Metadata is data that describes the properties of other data. Metadata has many purposes, such as tracking data’s history, understanding relationships between data, and creating searchable data indexes.
What are the Types of Metadata?
All metadata exists in relation to something else. For example, a restaurant menu is a type of metadata. Each menu item contains a name, description, and price for a meal that the restaurant sells.
In an enterprise context, metadata usually relates to other data. This can be data in a relational database table, or data that exists in flat files or JSON; it can be structured data in a data warehouse or vast quantities of unstructured data in a data lake.
Data is diverse, and so too is metadata. But it breaks down into three main categories: administrative, structural, and descriptive.
This kind of metadata is essential in any good data management system. Administrative data includes information about data lineage, which includes data provenance and records of any changes or updates.
An example of this is a shared document in Word, Google Docs, or other similar applications. One person will create the document, title it, and save it. Another person may then open the document and add some text. A third person might come along and edit the text, while a fourth might rename it.
Some applications will track all of this activity and store it as administrative metadata. This allows future users to discover important details like the document creation date, the identity of the author, and the last edit date.
On a larger scale, administrative metadata plays a vital part in the ETL (Extract, Transform, Load) process. This process can move substantial amounts of data from one location to another while applying essential changes to the data values.
Good data governance means keeping a log of all of these events, as well as recording details such as data provenance. This ensures that there is always full transparency when populating a data warehouse.
Structural metadata tells us about the relationships between data. For example, an organization might store their employee records in an HR system. Each employee will have the same type of record within that system, whether they are an intern or the CEO.
To reflect the company hierarchy, the HR team will need some structural metadata that describes relationships between employees. A department manager’s HR record might have structural metadata that looks like this:
Position: Finance manager 1 |-Reports to: Chief Finance Officer 1 |-Reporting to: Finance employee 1, Finance employee 2, Finance employee 3
This metadata doesn’t offer any information about the individual’s record. However, it does help the HR team keep track of how all of these records relate to each other. The sum total of this structural metadata describes the entire company hierarchy.
Structural metadata can exist on any level. You can find it within a document – a book’s table of contents is one example of structural metadata. It can also describe the structure of a relational database or the contents of a repository, such as a data warehouse.
Descriptive metadata gives information about the underlying entity. For example, in a large and diverse document store, descriptive metadata might include details about individual documents such as:
- Filename or unique identifier
- Document title
- Author or source
- Genre or topic
- File size
- Rights information
- Meta tags
This type of metadata existed in pre-digital libraries, where card indexes represented the books on the shelves. The cards each contained information about one book in the library, with details such as title, author, ISBN, and classification.
We use something similar in most modern operating systems, where we can search for files on a drive according to name, location, size, or format. This kind of search looks at the file’s descriptive metadata and returns every item that matches the search.
How is Metadata Used?
Metadata is one of the key components of a good data governance strategy. Having the right metadata allows enterprises to do things such as:
Metadata makes it easier to search for data; the more detailed the metadata, the more accurate the search results. An example of this is a data lake, which is a vast repository of unstructured data. This kind of structure is only functional because the file system keeps detailed metadata about the contents of the lake.

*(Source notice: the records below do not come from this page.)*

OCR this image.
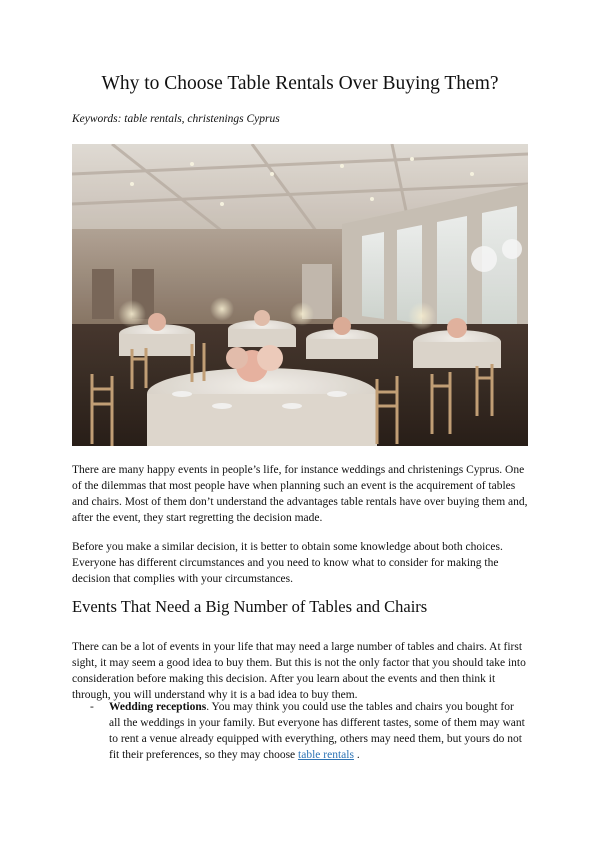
Why to Choose Table Rentals Over Buying Them?

Keywords: table rentals, christenings Cyprus

There are many happy events in people’s life, for instance weddings and christenings Cyprus. One of the dilemmas that most people have when planning such an event is the acquirement of tables and chairs. Most of them don’t understand the advantages table rentals have over buying them and, after the event, they start regretting the decision made.

Before you make a similar decision, it is better to obtain some knowledge about both choices. Everyone has different circumstances and you need to know what to consider for making the decision that complies with your circumstances.

Events That Need a Big Number of Tables and Chairs

There can be a lot of events in your life that may need a large number of tables and chairs. At first sight, it may seem a good idea to buy them. But this is not the only factor that you should take into consideration before making this decision. After you learn about the events and then think it through, you will understand why it is a bad idea to buy them.

- Wedding receptions. You may think you could use the tables and chairs you bought for all the weddings in your family. But everyone has different tastes, some of them may want to rent a venue already equipped with everything, others may need them, but yours do not fit their preferences, so they may choose table rentals .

Reusing data can help to improve efficiency. For example, if data has passed through a transformation process, then it doesn’t need to go through transformation again. Metadata can help keep track of data lineage, including details of any changes or integration. Users can simply check the metadata to see if the data meets their required standards.
A data dictionary is a template for the business’s data structures. It outlines all of the fields, data types, relationships, and access permissions for each data source. This dictionary is, in itself, a type of metadata, but the business will derive this dictionary from its available metadata. The data dictionary then serves to guide all future data projects.
Metadata is essential in system integrations. For example, consider an ETL process where data flows from a production system to a data warehouse. The ETL process has to ensure that it’s not overwriting the most recent data with an older version. It does this by comparing metadata and establishing which version is most recent.
Analytics and Business Intelligence
Metadata can act as a rich source of information for data analytics and business intelligence tools. For example, administrative metadata will provide the creation date for a particular data item. An analytics tool could study all of these dates and identify trends over time. Metadata is also important in data exploration, which is an essential first step in analytics.